We don’t have to tell you that it hasn’t been easy. The Yampa River Core Trail, the refurbished Fifth Street Bridge and the pedestrian bridge over the Yampa at Ninth Street all improved connectivity in the area. Yet, Yampa Street languished for decades without a consistent network of wide sidewalks and marked crosswalks needed to truly make the street pedestrian friendly.
Sidewalks, curbs, parking and bike lanes for Yampa Street were addressed in the city’s $439,000 downtown streetscapes plan put together by Britina Design Group in May 2007. That same plan was used in the design of the recent Lincoln Avenue makeover.
In order for the plan to happen, a previous City Council took a deep breath and gave up on the unpopular idea of funding downtown improvements by capturing an increment of existing property taxes through its urban renewal authority.
One of the longtime goals for the Yampa Street project was to eliminate the commercial “dead zones” represented by the former Yampa Valley Electric Building between 10th and Ninth streets, the ambulance barn on the river bank and the building holding the police department and fire department at 840 Yampa St.
The garage bays where the electric cooperative once kept its fleet of repair trucks is now a lively dining and retail area. The staff of the Steamboat Pilot & Today is excited at the prospect of joining them downtown this summer in its new office suite, entered from 10th Street.
Significantly, the new Yampa Street provides pedestrians and cyclists with the same stature motorists have enjoyed.
Beall explained this month how newly-painted blue lane markers make it official — cyclists are approved to ride down the middle of Yampa Street, and automobile drivers are being called upon to share their traffic lanes.
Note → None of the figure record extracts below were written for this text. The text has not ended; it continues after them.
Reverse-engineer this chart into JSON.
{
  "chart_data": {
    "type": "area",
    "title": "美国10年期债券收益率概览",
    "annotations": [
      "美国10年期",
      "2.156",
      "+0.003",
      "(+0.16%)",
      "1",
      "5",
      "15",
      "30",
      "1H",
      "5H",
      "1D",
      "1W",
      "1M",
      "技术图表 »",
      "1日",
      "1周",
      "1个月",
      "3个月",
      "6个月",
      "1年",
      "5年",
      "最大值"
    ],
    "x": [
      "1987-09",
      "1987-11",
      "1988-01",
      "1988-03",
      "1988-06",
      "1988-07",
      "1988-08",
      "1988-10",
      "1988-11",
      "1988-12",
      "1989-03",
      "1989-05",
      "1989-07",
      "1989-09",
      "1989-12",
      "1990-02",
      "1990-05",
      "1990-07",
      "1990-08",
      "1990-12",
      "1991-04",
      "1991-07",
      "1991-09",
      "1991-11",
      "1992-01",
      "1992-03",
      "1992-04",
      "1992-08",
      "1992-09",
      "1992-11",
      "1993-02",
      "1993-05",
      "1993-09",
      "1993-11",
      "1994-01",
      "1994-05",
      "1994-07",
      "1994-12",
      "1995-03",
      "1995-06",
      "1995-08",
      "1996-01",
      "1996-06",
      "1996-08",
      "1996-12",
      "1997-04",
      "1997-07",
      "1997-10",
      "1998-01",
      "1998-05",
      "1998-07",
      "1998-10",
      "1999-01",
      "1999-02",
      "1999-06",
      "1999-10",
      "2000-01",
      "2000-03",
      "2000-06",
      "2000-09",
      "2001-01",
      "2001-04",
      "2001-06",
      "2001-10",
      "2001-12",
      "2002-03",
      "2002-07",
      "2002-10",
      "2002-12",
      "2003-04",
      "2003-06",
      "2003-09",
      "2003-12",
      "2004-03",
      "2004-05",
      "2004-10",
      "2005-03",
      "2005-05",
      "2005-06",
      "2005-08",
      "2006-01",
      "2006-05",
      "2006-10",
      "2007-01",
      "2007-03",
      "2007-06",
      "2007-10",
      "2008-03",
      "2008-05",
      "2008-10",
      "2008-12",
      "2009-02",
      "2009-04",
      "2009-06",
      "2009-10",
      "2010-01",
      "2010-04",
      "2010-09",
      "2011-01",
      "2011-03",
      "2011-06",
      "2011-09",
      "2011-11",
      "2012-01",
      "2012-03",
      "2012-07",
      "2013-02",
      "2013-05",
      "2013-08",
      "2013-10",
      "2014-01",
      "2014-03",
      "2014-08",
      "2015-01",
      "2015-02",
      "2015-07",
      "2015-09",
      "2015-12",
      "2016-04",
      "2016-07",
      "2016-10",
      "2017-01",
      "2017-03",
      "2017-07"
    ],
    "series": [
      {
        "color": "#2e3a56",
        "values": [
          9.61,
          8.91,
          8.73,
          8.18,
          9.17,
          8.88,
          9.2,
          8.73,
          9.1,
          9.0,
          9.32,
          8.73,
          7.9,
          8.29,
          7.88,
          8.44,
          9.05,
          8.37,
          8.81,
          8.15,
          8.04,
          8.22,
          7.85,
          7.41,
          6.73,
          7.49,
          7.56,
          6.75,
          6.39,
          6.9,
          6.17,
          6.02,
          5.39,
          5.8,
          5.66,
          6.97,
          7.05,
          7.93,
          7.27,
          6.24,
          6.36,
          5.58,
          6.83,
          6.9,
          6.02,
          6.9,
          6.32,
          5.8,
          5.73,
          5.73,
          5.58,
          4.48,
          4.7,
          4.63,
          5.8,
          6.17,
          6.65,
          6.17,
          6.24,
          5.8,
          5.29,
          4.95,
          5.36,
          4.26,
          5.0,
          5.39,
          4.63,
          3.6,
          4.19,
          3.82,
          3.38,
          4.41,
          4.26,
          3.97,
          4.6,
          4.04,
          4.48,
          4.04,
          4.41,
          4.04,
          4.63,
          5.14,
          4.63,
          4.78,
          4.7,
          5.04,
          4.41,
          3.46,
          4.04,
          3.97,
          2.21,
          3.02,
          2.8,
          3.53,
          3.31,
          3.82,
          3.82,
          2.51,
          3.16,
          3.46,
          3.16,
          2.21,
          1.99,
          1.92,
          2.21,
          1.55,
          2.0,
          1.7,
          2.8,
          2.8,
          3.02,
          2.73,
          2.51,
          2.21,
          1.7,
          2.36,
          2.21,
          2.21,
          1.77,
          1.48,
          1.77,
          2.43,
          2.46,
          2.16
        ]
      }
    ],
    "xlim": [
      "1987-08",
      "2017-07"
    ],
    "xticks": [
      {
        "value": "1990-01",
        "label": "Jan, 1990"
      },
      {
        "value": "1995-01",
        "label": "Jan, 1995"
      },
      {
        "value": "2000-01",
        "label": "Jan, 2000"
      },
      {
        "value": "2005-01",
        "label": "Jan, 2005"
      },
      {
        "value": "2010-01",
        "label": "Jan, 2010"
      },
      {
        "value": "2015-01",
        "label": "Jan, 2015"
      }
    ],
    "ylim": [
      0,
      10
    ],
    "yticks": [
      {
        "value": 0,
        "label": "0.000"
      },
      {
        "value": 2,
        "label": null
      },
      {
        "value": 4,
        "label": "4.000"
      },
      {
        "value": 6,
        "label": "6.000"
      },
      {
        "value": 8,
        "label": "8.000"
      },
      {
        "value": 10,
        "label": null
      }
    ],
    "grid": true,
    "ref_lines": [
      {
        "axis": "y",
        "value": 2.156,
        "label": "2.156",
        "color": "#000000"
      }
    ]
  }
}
Pedestrians now have wide sidewalks and narrower crossings up and down the street. We like it.
Construction on a new police headquarters on Steamboat’s west side is underway. Someday, when the fire department is able to relocate to a modern fire station, somewhere outside the commercial district, the goal of replacing those government offices with sales-tax generating businesses will be nearly complete.
The private sector has also been a proponent of the renaissance on Yampa. Veteran Steamboat commercial broker Jim Cook has long been an advocate for Yampa Street. Mark Scully and Green Courte Partners, developers of Howelsen Place, set the tone for wide sidewalks on Yampa Street a decade ago.
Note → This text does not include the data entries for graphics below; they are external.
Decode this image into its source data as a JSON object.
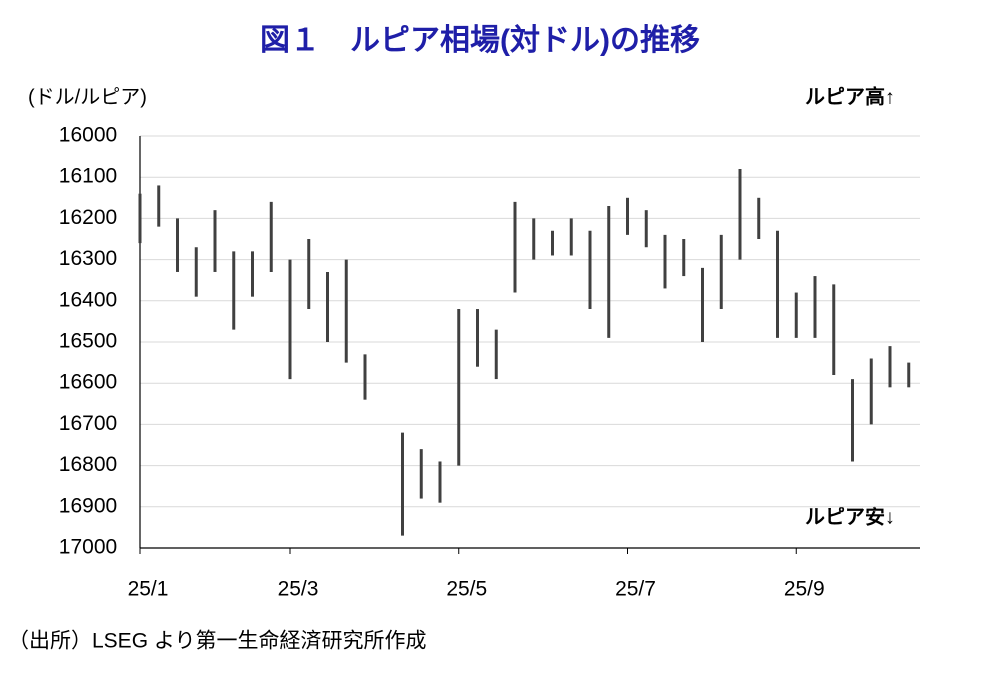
{
  "chart_data": {
    "type": "range",
    "title": "図１　ルピア相場(対ドル)の推移",
    "y_label": "(ドル/ルピア)",
    "annotations": [
      "ルピア高↑",
      "ルピア安↓"
    ],
    "source": "（出所）LSEG より第一生命経済研究所作成",
    "categories": [
      "25/1",
      null,
      null,
      null,
      null,
      null,
      null,
      null,
      "25/3",
      null,
      null,
      null,
      null,
      null,
      null,
      null,
      null,
      "25/5",
      null,
      null,
      null,
      null,
      null,
      null,
      null,
      null,
      "25/7",
      null,
      null,
      null,
      null,
      null,
      null,
      null,
      null,
      "25/9",
      null,
      null,
      null,
      null,
      null,
      null
    ],
    "series": [
      {
        "color": "#404040",
        "low": [
          16140,
          16120,
          16200,
          16270,
          16180,
          16280,
          16280,
          16160,
          16300,
          16250,
          16330,
          16300,
          16530,
          null,
          16720,
          16760,
          16790,
          16420,
          16420,
          16470,
          16160,
          16200,
          16230,
          16200,
          16230,
          16170,
          16150,
          16180,
          16240,
          16250,
          16320,
          16240,
          16080,
          16150,
          16230,
          16380,
          16340,
          16360,
          16590,
          16540,
          16510,
          16550
        ],
        "high": [
          16260,
          16220,
          16330,
          16390,
          16330,
          16470,
          16390,
          16330,
          16590,
          16420,
          16500,
          16550,
          16640,
          null,
          16970,
          16880,
          16890,
          16800,
          16560,
          16590,
          16380,
          16300,
          16290,
          16290,
          16420,
          16490,
          16240,
          16270,
          16370,
          16340,
          16500,
          16420,
          16300,
          16250,
          16490,
          16490,
          16490,
          16580,
          16790,
          16700,
          16610,
          16610
        ]
      }
    ],
    "ylim": [
      16000,
      17000
    ],
    "y_inverted": true,
    "yticks": [
      16000,
      16100,
      16200,
      16300,
      16400,
      16500,
      16600,
      16700,
      16800,
      16900,
      17000
    ],
    "grid": true
  }
}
Several presidents of the board of Main Street Steamboat have pushed for improvements on Yampa Street, and former longtime Main Street Steamboat executive director Tracy Barnett tried to get property owners in downtown to approve a business improvement district to take care of the new improvements. We still have hope that will someday happen.
Finally, in the midst of the most disruptive street work on Yampa Street in the last four years, late City Council President Mary Brown took on the thankless task of appeasing business owners up and down the street while customers struggled to get to their doors during construction.
We’ll miss Brown’s ability to build consensus, but she will always be one of the people remembered for persevering to deliver the community of Steamboat Springs a newly vital commercial district along the Yampa River.